Malcom was very open to sharing his story with me, and after hearing it I was both heartbroken and inspired. I wanted more people to know about it, so I asked him if I could share it with all of you.
He said yes.
(Side note: these are not his exact words, but I have not changed the story one bit, just the grammar.)
“My dad passed away when I was 1 and a half. We were both in a car accident, I survived because of him, but he didn’t make it. From the age of three my step dad would abuse me and my uncle started raping me, and he stopped when I was 8. I couldn’t wait to get away from my family. No one in my family believed me when I told them what had happened to me, so I ran away at the age of 9, and became a street kid. While on the streets, I was raped about 5 times in the period of 3 years. I did drugs for 7 years and stopped in 2009. It was so hard to stop with everyone in the streets around me pushing me to ‘try it one more time’. But I stopped.
I have been living on the streets for 18 years now. I sleep on any sidewalk, and when I can somehow get money for a shelter, I’ll stay there.”
After that, he got up and got in the long line to get food.
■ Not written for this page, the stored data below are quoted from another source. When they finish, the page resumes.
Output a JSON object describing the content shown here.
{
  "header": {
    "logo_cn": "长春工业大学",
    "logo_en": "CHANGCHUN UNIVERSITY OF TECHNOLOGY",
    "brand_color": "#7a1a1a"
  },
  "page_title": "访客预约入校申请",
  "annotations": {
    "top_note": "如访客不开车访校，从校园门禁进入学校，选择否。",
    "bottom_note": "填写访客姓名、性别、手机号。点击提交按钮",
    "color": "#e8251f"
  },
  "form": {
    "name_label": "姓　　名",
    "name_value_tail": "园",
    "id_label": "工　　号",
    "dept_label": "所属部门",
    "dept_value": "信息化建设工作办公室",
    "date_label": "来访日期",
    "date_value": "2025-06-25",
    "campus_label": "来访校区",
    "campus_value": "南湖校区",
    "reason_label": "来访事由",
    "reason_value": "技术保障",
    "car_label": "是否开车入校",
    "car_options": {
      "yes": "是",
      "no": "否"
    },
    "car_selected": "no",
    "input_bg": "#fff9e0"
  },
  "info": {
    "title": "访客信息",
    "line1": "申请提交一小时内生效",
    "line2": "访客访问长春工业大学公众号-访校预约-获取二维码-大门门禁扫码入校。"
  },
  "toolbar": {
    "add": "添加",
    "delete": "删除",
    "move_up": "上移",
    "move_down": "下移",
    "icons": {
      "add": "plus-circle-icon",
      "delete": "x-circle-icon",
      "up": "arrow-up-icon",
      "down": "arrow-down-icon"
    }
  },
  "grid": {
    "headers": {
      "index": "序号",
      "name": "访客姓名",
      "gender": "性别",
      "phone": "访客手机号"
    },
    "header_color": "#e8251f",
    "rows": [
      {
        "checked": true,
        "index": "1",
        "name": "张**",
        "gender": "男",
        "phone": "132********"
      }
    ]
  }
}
I wasn’t sure what I say to a young man whom has been through so much, all I could say was, “I’m so sorry.”
After he had eaten, I snapped a quick photo of him, hugged him, and he left.
I craved more of his story.
I wanted to find out if things have gotten any better, if he even believes they can get better.
But he was gone.
About an hour afterwards, I went down to the Durban beachfront and went for a walk. While watching people walk past, I spotted Malcom. I couldn’t believe it. I walked up to him and greeted him again.
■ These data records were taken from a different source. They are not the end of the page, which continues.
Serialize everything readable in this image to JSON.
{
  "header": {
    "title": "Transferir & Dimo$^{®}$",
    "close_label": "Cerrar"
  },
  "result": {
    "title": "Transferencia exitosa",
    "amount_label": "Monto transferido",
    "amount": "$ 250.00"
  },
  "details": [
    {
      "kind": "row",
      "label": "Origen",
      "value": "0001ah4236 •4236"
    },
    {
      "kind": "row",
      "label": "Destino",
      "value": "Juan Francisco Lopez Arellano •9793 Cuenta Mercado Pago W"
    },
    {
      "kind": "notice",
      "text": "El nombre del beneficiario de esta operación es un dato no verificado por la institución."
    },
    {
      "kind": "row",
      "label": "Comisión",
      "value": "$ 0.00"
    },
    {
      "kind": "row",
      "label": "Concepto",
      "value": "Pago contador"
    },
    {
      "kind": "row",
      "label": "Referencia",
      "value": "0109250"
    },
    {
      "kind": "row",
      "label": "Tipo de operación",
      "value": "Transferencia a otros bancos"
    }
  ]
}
We ended up sitting down and talking for 3 hours straight.
I asked him if he had money for the shelters.
This was his response, “I almost have enough. I had to beg for this money though, and I hate begging. People turn around and tell me to get a job, but do they not think I have already tried? I don’t blame them though, we were not made to be beggars.”
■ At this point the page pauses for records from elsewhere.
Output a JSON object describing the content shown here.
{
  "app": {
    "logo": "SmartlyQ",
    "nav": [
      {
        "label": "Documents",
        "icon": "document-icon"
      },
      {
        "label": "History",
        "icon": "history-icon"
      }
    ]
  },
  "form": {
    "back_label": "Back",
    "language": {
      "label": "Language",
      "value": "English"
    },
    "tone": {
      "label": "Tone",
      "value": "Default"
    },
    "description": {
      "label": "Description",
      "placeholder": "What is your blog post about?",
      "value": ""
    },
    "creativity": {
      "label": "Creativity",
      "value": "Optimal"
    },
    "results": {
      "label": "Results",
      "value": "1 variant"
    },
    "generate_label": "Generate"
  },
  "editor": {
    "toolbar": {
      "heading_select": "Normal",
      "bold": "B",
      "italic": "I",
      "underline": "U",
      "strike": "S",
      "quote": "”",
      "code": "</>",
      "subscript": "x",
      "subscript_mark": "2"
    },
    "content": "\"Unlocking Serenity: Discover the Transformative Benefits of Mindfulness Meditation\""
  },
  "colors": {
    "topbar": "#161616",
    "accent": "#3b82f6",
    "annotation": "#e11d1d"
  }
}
We continued to talk about how he would sometimes dig in rubbish bins for food, and how embarrassed he was about it. He told me stories of how he would get woken up in the middle of the night with someone beating him up.
Suddenly, a man came up to us, asking if I had any money to donate to a church event for the youth of some townships near by, I said, “no, sorry.” Then, without any hesitation, Malcom jumps up and hands him the money he had gotten for the shelters. He needed that money. That was all he had.
When I asked him why he did that he said, “Did you hear what it is for? It is for people who need to hear about God.”
I had tears in my eyes.
how could someone be so selfless?
This young man had blown me away with his kindness.
He challenged me.
I was so shocked by what had just happened, that I kept asking him more and more questions about it. He laughed at me, and was quite happy to share his faith with me.
He told me that God makes him joyful. He told me that he knows that God will provide.
(He made me promise to write that part so that all of you might be strengthened some how.)
So this isn’t at all like any of my other posts, but I felt I better share Malcom’s story.
The man who is willing to give everything, even when he has nothing.